FIG. 2.

Protein tyrosine phosphorylation profile of arsenite-treated PC12 cells. (A) Wild-type and Ras N17 PC12 cells were treated with 400 μM arsenite or 100 ng of EGF per ml for the indicated times. The cell extracts were separated on 10% NuPAGE Bis-Tris gel.

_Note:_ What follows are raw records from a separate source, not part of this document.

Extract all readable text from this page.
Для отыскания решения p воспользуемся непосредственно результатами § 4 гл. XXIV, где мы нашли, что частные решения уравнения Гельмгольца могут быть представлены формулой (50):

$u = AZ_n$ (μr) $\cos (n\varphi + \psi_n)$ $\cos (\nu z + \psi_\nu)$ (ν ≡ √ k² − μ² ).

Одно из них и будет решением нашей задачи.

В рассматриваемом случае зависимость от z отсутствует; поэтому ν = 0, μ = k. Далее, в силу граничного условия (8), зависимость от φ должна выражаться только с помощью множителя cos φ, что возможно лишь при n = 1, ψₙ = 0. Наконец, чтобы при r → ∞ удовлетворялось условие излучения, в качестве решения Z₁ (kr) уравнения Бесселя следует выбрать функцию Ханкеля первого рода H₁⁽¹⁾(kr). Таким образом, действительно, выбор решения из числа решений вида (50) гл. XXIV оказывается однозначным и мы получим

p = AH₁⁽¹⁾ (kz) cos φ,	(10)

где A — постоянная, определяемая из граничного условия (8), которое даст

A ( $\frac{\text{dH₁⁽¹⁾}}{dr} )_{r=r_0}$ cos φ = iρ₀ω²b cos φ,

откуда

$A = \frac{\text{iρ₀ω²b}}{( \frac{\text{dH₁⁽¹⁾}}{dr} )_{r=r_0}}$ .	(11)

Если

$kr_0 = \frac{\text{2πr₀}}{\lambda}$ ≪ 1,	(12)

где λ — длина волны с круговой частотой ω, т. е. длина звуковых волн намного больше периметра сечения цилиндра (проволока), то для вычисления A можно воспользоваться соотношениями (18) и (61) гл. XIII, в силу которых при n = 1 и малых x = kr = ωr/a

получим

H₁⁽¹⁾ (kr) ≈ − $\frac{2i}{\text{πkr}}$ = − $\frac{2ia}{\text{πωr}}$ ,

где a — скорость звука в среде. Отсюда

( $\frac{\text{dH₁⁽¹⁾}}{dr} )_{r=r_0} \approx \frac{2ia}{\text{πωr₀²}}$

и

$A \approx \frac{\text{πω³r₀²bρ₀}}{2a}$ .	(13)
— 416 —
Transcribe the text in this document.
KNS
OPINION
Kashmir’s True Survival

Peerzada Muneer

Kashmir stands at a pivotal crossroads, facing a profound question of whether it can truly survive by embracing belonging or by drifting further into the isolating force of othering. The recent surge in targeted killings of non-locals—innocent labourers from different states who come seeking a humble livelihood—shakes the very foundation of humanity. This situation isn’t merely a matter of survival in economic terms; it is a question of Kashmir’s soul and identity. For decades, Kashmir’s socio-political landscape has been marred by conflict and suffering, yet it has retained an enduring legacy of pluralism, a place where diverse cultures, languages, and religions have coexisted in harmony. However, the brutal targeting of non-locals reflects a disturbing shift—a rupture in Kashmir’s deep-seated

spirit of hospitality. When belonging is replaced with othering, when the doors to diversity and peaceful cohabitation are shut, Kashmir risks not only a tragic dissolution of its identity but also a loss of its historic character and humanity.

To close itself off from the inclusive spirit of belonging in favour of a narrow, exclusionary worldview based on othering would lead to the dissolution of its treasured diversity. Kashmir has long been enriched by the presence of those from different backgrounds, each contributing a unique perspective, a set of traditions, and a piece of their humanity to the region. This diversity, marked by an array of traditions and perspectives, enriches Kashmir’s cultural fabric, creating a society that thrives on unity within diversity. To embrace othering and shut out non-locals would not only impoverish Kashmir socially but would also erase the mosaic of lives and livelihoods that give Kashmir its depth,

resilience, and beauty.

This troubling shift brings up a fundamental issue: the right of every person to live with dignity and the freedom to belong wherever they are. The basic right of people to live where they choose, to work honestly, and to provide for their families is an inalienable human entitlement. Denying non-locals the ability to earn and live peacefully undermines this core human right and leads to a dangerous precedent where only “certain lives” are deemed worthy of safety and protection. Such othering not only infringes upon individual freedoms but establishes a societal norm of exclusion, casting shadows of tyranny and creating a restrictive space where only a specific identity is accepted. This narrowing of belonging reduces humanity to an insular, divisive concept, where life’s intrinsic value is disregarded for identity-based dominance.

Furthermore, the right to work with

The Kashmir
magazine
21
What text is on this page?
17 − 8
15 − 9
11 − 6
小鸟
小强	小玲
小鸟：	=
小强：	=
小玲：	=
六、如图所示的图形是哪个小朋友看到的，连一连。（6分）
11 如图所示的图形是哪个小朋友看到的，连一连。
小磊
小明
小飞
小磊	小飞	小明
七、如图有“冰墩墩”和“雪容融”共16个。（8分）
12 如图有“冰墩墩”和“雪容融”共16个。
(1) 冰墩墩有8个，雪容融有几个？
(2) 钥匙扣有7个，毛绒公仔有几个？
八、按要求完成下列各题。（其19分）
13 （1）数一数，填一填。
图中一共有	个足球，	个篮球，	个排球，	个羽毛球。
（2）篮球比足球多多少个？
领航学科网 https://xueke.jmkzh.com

Tyrosine-phosphorylated proteins were detected by immunoblotting with the antiphosphotyrosine antibody 4G10. The major tyrosine-phosphorylated bands induced by arsenite or EGF are indicated by arrows. (B) Protein tyrosine phosphorylation profile in arsenite-treated PC12 cells was generated on a 4 to 12% gradient NuPAGE Bis-Tris gel. Tyrosine-phosphorylated proteins were detected by immunoblotting with the antiphosphotyrosine antibody 4G10. Arrows indicate the major tyrosine-phosphorylated bands induced by arsenite or EGF. (C) Shc isoforms comigrate with tyrosine-phosphorylated proteins induced by arsenite or EGF. The blot shown in panel B was stripped and reprobed with an Shc-specific rabbit polyclonal antibody. Shown is a single lane from this blot (wild-type, arsenite-treated cells), as all lanes showed identical patterns.